Le 21 août dernier, Ma mère était hipster, un webzine portant sur la culture émergente montréalaise, publiait un statut sur sa page Facebook dont voici un extrait :

« Actuellement, la culture se consomme en mode fast food. (…) C’est pourquoi MMEH entreprendra, dès septembre, un virage slow media. Nous revendiquons la lenteur. Nous revendiquons le droit de nous poser sur les œuvres qui nous sont offertes et de prendre le temps de les comprendre, de les décortiquer, de les apprécier. Pour retrouver le plaisir des mots, de l’écriture, de la découverte. Pour avoir le temps de se laisser séduire. »
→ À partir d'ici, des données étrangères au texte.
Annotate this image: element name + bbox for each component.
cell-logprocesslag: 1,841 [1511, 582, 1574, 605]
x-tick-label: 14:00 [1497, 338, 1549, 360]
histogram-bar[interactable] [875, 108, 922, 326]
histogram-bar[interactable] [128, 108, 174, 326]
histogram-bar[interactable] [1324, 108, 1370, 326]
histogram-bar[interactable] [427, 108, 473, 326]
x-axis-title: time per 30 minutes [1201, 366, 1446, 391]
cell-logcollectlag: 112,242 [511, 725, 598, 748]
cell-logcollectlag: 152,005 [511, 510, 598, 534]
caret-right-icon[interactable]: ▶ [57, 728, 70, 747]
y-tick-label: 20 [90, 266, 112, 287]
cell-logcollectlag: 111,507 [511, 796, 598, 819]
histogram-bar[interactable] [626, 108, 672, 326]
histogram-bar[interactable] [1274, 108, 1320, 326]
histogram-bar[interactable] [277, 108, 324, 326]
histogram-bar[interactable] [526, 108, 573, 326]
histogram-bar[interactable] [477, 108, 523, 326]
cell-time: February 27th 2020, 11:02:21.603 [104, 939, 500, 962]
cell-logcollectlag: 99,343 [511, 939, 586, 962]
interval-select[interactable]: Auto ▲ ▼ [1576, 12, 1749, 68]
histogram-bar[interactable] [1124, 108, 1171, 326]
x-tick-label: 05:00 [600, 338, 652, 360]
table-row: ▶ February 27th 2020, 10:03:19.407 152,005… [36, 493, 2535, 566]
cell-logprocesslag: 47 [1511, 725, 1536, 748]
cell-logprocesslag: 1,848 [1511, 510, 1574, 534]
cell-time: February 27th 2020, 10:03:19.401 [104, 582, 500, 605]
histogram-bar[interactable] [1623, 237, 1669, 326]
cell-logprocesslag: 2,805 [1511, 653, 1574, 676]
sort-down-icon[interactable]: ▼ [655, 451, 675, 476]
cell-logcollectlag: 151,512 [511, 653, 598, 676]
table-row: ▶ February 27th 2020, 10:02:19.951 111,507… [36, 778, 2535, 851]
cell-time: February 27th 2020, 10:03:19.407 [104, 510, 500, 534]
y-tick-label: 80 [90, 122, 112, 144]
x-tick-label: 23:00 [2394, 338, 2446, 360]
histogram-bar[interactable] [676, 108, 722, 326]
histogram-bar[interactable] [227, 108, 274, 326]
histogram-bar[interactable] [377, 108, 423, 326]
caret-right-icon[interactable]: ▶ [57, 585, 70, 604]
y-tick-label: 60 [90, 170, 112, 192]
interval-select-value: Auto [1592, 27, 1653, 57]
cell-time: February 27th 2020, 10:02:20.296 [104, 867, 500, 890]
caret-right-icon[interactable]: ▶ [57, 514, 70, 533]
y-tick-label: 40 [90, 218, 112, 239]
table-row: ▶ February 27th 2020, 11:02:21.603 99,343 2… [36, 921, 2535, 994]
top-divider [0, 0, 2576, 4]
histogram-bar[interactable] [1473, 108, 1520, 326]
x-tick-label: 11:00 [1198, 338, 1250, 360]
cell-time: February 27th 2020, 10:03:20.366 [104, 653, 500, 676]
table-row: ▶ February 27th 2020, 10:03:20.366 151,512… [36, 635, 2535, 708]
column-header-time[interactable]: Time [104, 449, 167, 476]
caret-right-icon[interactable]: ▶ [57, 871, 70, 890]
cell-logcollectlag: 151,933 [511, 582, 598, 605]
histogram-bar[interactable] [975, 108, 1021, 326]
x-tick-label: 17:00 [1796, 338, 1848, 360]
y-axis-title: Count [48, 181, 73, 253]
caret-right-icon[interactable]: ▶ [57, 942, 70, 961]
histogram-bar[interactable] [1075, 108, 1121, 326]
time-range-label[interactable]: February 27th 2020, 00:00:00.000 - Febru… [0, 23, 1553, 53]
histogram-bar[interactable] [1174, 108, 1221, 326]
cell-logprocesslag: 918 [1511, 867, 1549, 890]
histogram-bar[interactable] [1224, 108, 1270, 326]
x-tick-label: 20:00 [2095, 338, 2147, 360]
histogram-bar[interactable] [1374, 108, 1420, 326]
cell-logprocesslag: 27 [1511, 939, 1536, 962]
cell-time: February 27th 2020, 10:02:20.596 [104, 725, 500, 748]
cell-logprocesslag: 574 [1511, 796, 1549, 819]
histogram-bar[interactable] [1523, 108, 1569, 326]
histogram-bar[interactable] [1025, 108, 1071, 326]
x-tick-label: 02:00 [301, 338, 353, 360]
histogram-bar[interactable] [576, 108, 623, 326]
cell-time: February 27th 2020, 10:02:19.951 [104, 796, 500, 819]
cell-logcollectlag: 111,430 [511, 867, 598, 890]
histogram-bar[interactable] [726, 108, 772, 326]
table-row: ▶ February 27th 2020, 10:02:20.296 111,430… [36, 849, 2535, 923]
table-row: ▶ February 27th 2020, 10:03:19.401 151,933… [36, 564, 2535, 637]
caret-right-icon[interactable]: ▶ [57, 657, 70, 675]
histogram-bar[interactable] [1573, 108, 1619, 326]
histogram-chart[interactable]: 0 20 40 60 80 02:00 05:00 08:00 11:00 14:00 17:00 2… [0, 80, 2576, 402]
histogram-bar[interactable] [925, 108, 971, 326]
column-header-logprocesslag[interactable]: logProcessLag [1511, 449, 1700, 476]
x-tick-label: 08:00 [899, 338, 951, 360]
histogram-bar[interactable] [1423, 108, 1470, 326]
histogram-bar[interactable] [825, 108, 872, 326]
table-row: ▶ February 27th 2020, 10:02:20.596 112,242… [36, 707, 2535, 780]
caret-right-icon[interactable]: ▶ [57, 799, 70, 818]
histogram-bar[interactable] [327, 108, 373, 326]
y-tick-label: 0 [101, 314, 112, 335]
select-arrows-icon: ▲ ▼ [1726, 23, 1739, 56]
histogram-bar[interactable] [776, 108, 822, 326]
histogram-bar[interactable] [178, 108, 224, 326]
Le slow media, ou la volonté de ralentir le rythme de publication et de lecture imposé par la frénésie du web, n’est pas un phénomène nouveau comme en fait état cet article de La Presse datant de 2010. Ces dernières années, des sites comme Longform et Longreads ont popularisé la publication d’articles de plus de 2000 mots en ligne. Bien que ces longues lectures puissent paraître antinomiques au caractère souvent instantané des échanges sur le web, l’idée semble s’inscrire dans une mouvance plus large où la lenteur et la qualité du contenu s’opposent à la course effrénée qui caractérise notre consommation du web. Prenons l’exemple d’un phénomène en croissance qui illustre ce ras-le-bol du déferlement d’information, le retour en force des infolettres.

Le retour des infolettres

Le 29 juin dernier, David Carr, du New York Times y consacrait un article. Des journalistes, mais aussi des médias, semblent mieux trouver l’attention du lecteur à travers des infolettres. Oui, oui, des infolettres envoyées avec un bon vieux courriel. David Carr mentionne une étude qui date de mars 2014 où 940 cadres disent préférer l’infolettre à Internet ou aux applications mobiles quand vient le temps de s’informer.

Pour expliquer le retour des infolettres dans la faveur populaire, David Carr accuse le flux continu d’information qui nous assiège au quotidien. C’est comme si l’infolettre arrivait avec des contours bien définis dans notre boîte de messagerie et mettait un peu d’ordre et de prévisibilité dans la masse de messages et de liens que nous recevons. Et parce que, dans l’ordre habituel des choses, on lit d’abord nos courriels avant d’aller voir nos médias sociaux, l’infolettre devient une source primaire d’information.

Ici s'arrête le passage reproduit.